Just as South Africans are ambivalent about Jan van Riebeeck, so Christopher Columbus is an enigma for America. For some, both are heroic explorers who brought civilisation to benighted continents. But for the native inhabitants of Africa and America these “civilisations” also brought a form of disease that turned us into cannibals. That is the theory of the late Jack D. Forbes, former professor of Native American Studies of the University of California at Davis.
In his book, “Columbus and Other Cannibals: The Wétiko Disease of Exploitation, Imperialism and Terrorism”, Forbes argued that Europeans brought a mind virus which Native Americans already knew and had named “Wétiko”.
Those infected by Wétiko manifest attitudes where, “Brutality knows no boundaries, Greed knows no limits. Perversion knows no borders. Arrogance knows no frontiers. Deceit knows no edges.” It is the opposite of what Africans call Ubuntu. In Xhosa it is Umoya omdaka (Bad spirits).
As one who doesn’t believe in the reality of a physical being called Satan, or in evil spirits, I find the notion of a mind virus intriguing. Even more so when I read the work of Paul Levy who builds on Forbes’ work in his book “Dispelling Wetiko: Breaking the curse of evil.” (2013). Drawing his insights from Jungian psychology, shamanism, alchemy, spiritual wisdom traditions, and personal experience at the hands of traditional psychiatry, Levy shows that hidden within the venom of wetiko is its own antidote, which once recognised can help us wake up and bring sanity back to our society.
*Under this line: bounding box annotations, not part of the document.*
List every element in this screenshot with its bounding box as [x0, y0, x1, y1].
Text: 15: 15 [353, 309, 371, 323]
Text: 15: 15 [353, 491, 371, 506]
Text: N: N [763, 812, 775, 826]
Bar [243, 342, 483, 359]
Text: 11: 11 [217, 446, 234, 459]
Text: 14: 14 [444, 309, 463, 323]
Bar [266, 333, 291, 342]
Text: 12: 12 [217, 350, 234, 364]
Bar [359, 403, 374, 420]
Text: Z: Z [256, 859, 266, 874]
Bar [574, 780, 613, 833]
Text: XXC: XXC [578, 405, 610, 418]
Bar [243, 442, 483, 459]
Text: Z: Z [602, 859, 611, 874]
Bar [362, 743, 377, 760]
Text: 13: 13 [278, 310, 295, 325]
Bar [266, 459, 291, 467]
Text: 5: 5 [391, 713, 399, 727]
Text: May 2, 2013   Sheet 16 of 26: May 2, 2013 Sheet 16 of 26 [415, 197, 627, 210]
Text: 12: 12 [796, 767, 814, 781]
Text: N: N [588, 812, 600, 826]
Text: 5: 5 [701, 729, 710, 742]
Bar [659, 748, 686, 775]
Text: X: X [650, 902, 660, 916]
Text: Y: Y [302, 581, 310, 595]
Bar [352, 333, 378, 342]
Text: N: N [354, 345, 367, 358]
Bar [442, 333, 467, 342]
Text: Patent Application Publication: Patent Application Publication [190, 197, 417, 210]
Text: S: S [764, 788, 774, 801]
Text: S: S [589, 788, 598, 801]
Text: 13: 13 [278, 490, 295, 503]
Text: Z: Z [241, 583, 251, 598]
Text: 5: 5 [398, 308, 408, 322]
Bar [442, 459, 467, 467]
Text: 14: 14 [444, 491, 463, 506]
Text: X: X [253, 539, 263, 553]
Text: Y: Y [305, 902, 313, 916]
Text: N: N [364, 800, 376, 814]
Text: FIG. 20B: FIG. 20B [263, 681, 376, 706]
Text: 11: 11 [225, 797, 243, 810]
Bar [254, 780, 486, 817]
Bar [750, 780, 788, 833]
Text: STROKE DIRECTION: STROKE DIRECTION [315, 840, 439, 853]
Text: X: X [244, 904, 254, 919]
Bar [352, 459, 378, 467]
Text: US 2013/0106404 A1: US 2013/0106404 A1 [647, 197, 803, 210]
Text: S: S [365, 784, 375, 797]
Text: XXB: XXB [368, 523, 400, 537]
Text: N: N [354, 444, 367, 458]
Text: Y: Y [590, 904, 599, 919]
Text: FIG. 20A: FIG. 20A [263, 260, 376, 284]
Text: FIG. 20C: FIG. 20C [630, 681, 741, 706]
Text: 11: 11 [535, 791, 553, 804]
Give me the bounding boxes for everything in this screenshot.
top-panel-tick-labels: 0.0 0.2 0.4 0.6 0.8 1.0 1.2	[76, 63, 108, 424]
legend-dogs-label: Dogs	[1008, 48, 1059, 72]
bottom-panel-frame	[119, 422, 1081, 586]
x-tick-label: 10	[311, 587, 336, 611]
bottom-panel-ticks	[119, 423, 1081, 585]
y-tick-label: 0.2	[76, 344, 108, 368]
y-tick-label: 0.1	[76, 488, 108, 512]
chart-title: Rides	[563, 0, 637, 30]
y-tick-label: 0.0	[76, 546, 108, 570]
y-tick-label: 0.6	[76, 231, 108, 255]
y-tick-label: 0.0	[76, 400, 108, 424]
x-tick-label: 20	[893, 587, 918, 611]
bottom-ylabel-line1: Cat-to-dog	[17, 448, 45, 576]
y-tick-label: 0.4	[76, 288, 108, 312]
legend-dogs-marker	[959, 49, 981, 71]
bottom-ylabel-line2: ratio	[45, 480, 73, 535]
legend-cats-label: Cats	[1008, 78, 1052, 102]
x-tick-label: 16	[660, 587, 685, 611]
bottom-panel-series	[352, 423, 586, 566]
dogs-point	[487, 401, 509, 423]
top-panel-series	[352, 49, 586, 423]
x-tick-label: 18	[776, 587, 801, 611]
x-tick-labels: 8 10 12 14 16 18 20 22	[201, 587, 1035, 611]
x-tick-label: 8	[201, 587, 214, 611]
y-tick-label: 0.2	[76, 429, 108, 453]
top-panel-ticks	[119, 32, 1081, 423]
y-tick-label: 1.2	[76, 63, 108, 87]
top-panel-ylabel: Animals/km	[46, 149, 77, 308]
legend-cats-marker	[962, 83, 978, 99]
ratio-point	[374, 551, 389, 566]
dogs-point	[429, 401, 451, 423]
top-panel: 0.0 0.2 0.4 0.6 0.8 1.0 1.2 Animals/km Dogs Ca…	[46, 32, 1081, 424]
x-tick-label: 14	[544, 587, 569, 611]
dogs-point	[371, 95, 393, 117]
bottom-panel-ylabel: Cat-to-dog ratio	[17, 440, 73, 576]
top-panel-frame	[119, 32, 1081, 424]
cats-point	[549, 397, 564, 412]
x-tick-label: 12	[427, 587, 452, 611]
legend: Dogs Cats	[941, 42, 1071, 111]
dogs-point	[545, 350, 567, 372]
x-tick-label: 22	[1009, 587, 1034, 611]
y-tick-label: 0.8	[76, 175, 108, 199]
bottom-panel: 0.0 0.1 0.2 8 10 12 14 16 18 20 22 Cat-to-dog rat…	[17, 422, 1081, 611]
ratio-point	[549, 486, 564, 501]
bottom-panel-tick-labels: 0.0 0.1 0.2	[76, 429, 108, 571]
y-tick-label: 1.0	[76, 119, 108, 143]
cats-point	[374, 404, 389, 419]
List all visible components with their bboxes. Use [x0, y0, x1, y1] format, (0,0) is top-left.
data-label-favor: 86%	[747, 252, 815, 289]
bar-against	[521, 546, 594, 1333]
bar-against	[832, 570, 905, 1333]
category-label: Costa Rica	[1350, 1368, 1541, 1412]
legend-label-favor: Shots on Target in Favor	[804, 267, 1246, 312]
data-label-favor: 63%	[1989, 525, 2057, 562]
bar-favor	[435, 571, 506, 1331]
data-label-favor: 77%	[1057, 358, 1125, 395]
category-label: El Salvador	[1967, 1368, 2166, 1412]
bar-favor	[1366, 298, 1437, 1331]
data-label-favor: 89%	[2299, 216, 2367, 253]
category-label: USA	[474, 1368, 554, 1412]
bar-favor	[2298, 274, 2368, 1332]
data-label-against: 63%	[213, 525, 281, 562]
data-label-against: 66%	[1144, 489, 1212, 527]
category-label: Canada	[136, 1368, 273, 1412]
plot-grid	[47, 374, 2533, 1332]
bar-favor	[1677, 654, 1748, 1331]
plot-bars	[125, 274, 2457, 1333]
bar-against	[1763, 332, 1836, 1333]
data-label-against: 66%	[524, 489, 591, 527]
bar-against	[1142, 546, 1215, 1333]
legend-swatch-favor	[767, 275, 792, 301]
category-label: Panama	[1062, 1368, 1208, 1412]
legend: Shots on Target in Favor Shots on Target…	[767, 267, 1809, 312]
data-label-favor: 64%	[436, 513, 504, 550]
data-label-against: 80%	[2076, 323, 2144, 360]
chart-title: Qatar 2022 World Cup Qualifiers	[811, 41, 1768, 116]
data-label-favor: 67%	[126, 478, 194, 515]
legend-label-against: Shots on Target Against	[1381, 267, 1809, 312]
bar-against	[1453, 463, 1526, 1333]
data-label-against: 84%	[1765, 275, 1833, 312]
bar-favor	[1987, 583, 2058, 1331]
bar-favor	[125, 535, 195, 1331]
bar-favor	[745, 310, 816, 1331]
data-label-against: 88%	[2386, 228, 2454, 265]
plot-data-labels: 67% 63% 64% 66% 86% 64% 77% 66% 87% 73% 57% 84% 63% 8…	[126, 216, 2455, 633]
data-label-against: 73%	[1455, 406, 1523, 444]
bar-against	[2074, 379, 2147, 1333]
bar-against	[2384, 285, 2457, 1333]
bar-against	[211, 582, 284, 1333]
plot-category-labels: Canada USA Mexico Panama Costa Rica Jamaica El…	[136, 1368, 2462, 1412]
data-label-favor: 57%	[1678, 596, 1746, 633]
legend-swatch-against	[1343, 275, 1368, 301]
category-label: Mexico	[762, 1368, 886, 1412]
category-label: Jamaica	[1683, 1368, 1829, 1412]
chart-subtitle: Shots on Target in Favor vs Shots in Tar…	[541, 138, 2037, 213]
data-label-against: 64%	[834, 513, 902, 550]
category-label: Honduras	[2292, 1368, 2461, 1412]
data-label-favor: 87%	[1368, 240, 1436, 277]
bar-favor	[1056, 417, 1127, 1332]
Levy translates wetiko as “malignant egophrenia” (ME). The acronym “me” is not coincidental because the disease causes psychic vision to focus on “me” rather than on the needs of anyone else. This is not mere narcissism or self absorption either. Malignant egophrenia is the disease of industrial civilisation, an economic, political, and social arrangement which requires violence to maintain itself. Every inhabitant of industrial civilisation is infected with the ME disease, but Levy notes that “full blown” Wetikos “are not in touch with their own humanity and therefore can’t see the humanity in others.”
The disease propagates through the ego’s self preservation system which projects its own darkness onto others and then destroys them with sexism, racism, xenophobia, tribalism… the list is endless. And while it is important to name evil as it manifests, its eradication begins with ourselves. We need to become intimately acquainted with our own shadow and the difference between what Jung called the daemon (guardian angel or muse) in us and the demon.
“The daemonic,” says Levy, “is the urge in every human being to affirm itself, assert itself, and perpetuate itself; it is the voice of the generative process within an individual.” Loving our creativity and nurturing it is an enormous asset in transforming both internal and external darkness. But our fears of imagined threats from others stifle us from allowing the daemon to lead us and instead we become the demons of destruction in the lives of others.